What happened in that game was a human error and human error cannot be removed. There have been instances in the game where even the third umpire have made mistakes. What would you do then? Implement AI (artificial intelligence) to check no balls?
And If You think BCCI should take this matter seriously please suggest how can this be changed?


#7

See it was quite heartbreaking that the last ball of that game was illegal and human errors like these do change the face of the match but its practically impossible to implement technology in checking all the balls of the match because it will just take out all the pace of the match which is actually the USP of T20 format…Though umpires need to be more careful and warning should be given to erring umpires but I guess we just have to accept the human error being a part of the game which is played by ‘humans’…!


#8

Something as stupid as checking every ball of the game would not just take the flair away from this beautiful sport but also make it completely boring. What happened in the match cannot just be certified as ‘Human error’. That is indeed negligence. If he was in a dilemma he had every opportunity to confirm and go upstairs to be sure. We’ve already seen errors by technology too doesn’t mean we blindly rely on them. I’m no expert to suggest BCCI what changes can be brought or what technology can be used to rectify this error. But, as fans we find it disheartening and there arouses the question ‘Was their any fixing’?


#9

It is said, on an average Fast Bowlers take 5-6 min to bowl an Over. Whereas, Spinners take 4 - 5 avg min to bowl an over.

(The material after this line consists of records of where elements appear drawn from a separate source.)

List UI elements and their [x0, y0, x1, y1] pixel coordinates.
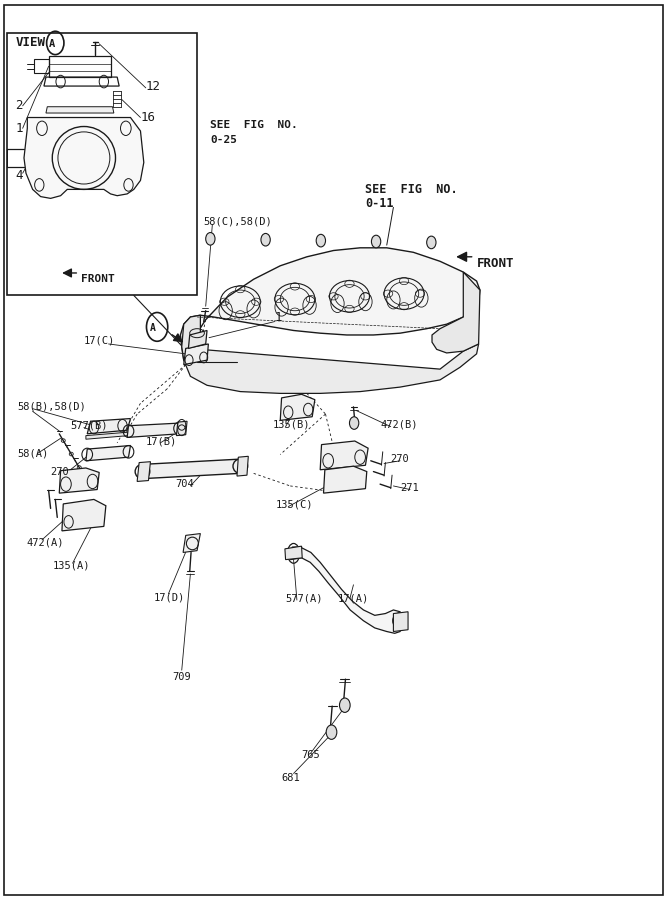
- Polygon shape: [188, 330, 207, 348]
- Polygon shape: [394, 612, 408, 632]
- Text: A: A: [149, 323, 155, 333]
- Circle shape: [340, 698, 350, 713]
- Polygon shape: [127, 423, 180, 437]
- Polygon shape: [46, 107, 114, 113]
- Text: 270: 270: [51, 466, 69, 477]
- Polygon shape: [141, 459, 242, 479]
- Text: 270: 270: [390, 454, 409, 464]
- Text: 135(B): 135(B): [272, 419, 309, 430]
- Bar: [7, 33, 197, 295]
- Polygon shape: [432, 272, 480, 353]
- Text: 704: 704: [175, 479, 195, 489]
- Text: A: A: [49, 39, 55, 49]
- Polygon shape: [62, 500, 106, 531]
- Polygon shape: [180, 248, 480, 360]
- Text: SEE  FIG  NO.: SEE FIG NO.: [210, 120, 298, 130]
- Polygon shape: [285, 546, 302, 560]
- Circle shape: [350, 417, 359, 429]
- Polygon shape: [181, 315, 200, 360]
- Circle shape: [326, 725, 337, 740]
- Text: 1: 1: [275, 311, 282, 324]
- Text: 2: 2: [15, 99, 23, 112]
- Polygon shape: [137, 462, 151, 482]
- Polygon shape: [323, 466, 367, 493]
- Polygon shape: [183, 344, 479, 393]
- Text: 472(B): 472(B): [380, 419, 418, 430]
- Text: 1: 1: [15, 122, 23, 135]
- Text: 17(C): 17(C): [84, 336, 115, 346]
- Text: FRONT: FRONT: [81, 274, 114, 284]
- Polygon shape: [290, 547, 404, 634]
- Text: 17(A): 17(A): [338, 593, 369, 603]
- Polygon shape: [86, 432, 130, 439]
- Polygon shape: [183, 344, 208, 364]
- Text: 4: 4: [15, 169, 23, 183]
- Text: 681: 681: [281, 773, 299, 783]
- Circle shape: [316, 234, 325, 247]
- Text: 58(A): 58(A): [17, 448, 49, 459]
- Polygon shape: [24, 118, 144, 198]
- Text: SEE  FIG  NO.: SEE FIG NO.: [366, 183, 458, 196]
- Polygon shape: [183, 534, 200, 553]
- Polygon shape: [280, 394, 315, 420]
- Text: FRONT: FRONT: [477, 257, 514, 271]
- Circle shape: [427, 236, 436, 248]
- Polygon shape: [320, 441, 368, 470]
- Polygon shape: [59, 468, 99, 493]
- Circle shape: [372, 235, 381, 248]
- Circle shape: [261, 233, 270, 246]
- Text: 17(D): 17(D): [154, 592, 185, 602]
- Text: 271: 271: [400, 482, 419, 492]
- Text: 58(C),58(D): 58(C),58(D): [203, 217, 272, 227]
- Text: 16: 16: [141, 111, 155, 124]
- Polygon shape: [86, 446, 131, 461]
- Text: 0-11: 0-11: [366, 197, 394, 211]
- Circle shape: [205, 232, 215, 245]
- Text: 472(A): 472(A): [26, 537, 63, 547]
- Text: 765: 765: [301, 750, 320, 760]
- Text: 577(B): 577(B): [71, 420, 108, 431]
- Text: VIEW: VIEW: [15, 36, 45, 50]
- Polygon shape: [237, 456, 248, 476]
- Text: 709: 709: [173, 672, 191, 682]
- Text: 12: 12: [146, 79, 161, 93]
- Text: 135(A): 135(A): [53, 561, 90, 571]
- Text: 577(A): 577(A): [285, 593, 323, 603]
- Text: 135(C): 135(C): [275, 500, 313, 509]
- Polygon shape: [87, 418, 131, 434]
- Text: 58(B),58(D): 58(B),58(D): [17, 402, 86, 412]
- Text: 17(B): 17(B): [146, 436, 177, 446]
- Text: 0-25: 0-25: [210, 135, 237, 145]
- Polygon shape: [176, 421, 187, 436]
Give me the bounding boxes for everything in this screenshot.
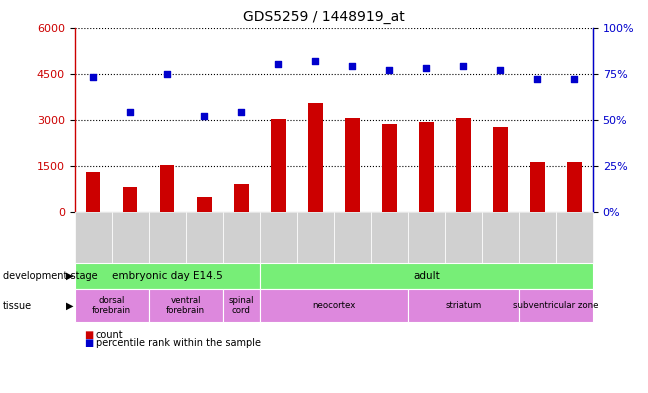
Bar (493, 127, 508, 212)
Bar (234, 184, 249, 212)
Bar (567, 162, 582, 212)
Bar (530, 162, 545, 212)
Bar (345, 118, 360, 212)
Point (125, 109, 135, 116)
Text: count: count (96, 330, 124, 340)
Bar (456, 118, 470, 212)
Point (162, 70, 172, 77)
Text: ventral
forebrain: ventral forebrain (166, 296, 205, 315)
Point (495, 67, 505, 73)
Text: GDS5259 / 1448919_at: GDS5259 / 1448919_at (243, 10, 405, 24)
Point (421, 65, 432, 71)
Text: neocortex: neocortex (312, 301, 355, 310)
Point (88, 74, 98, 81)
Bar (197, 197, 211, 212)
Point (199, 113, 209, 119)
Point (273, 61, 283, 68)
Text: subventricular zone: subventricular zone (513, 301, 599, 310)
Point (347, 63, 358, 70)
Bar (86, 172, 100, 212)
Bar (271, 119, 286, 212)
Text: ▶: ▶ (66, 301, 74, 310)
Bar (122, 187, 137, 212)
Bar (419, 122, 434, 212)
Bar (382, 124, 397, 212)
Text: dorsal
forebrain: dorsal forebrain (92, 296, 131, 315)
Text: adult: adult (413, 271, 439, 281)
Point (310, 58, 320, 64)
Point (458, 63, 469, 70)
Text: ■: ■ (84, 338, 93, 348)
Bar (159, 165, 174, 212)
Point (569, 76, 579, 83)
Text: tissue: tissue (3, 301, 32, 310)
Text: percentile rank within the sample: percentile rank within the sample (96, 338, 261, 348)
Point (236, 109, 246, 116)
Point (384, 67, 395, 73)
Text: spinal
cord: spinal cord (228, 296, 254, 315)
Point (532, 76, 542, 83)
Bar (308, 103, 323, 212)
Text: development stage: development stage (3, 271, 98, 281)
Text: striatum: striatum (445, 301, 481, 310)
Text: ▶: ▶ (66, 271, 74, 281)
Text: ■: ■ (84, 330, 93, 340)
Text: embryonic day E14.5: embryonic day E14.5 (111, 271, 222, 281)
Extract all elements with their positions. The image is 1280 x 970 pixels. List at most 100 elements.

So, if we go by these numbers and your average of 20 secs to review a ball, then we do not need to set aside extra time to review each and every ball. As per Faf Du Plesis tweet, every ball can be reviewed in the background and a no ball communicated to Umpire through ear piece.

Faf-du-Plessis-Tweet

I am not fully in favor of the increase in use of technology in games where we have stopped enjoying the game with its flaws and imperfections. But I feel when technology is already widely used to review most of the game then why leave just few aspects to sole human judgement? Just a perspective to ponder upon and ensure a game’s outcome is fair and square. :slightly_smiling_face:


#10

You can’t do anything about it. It is not possible to check every ball whether that is a no ball. It will take a lot of time. Moreover, it will impact the flow of the game. It is an impractical idea that cannot be executed. Yes, if the on-field umpires feel the same and want to confirm, that sounds ok. But the whole idea is based on the fact that the field umpires didn’t realize that it was a no ball! Even if the batting team feels that the bowler has delivered a no ball, they can ask for a check. This also sounds like a horrible idea to me, honestly. Who will concentrate on the bowler’s position and fielder placements? That’s not their job!


#11

I am of the opinion of that if there is help is available it should be availed. We have cameras already there, we have 3rd umpire already there. Why not take advantage of it?

While romantics would like to have unpredictability, factor of drama etc to remain. It adds to the overall experience of sports. This kind of incidents add romance to sports. Remeber, Hand of God of Maradona, Eddie Futch not allowed Frazier to continue, In ICC WC 1992, Aus defeated India by 1 run and India was out of WC while on Six of Sachin was given as Four. All such incidents add to aura and legacy and let fans discuss it for decades.


#13

After thinking a bit about this, I would say the use of technology for no-balls has both ups and downs. Not using tech and giving wrong decision many time results in a team losing a critical match rendering their efforts null. But again checking each and every delivery will take up too much time resulting in the loss of entertainment. So, I personally think that the current criteria are as good as it can be i.e, checking only the suspicious deliveries using technology while leaving others for field umpire’s decision.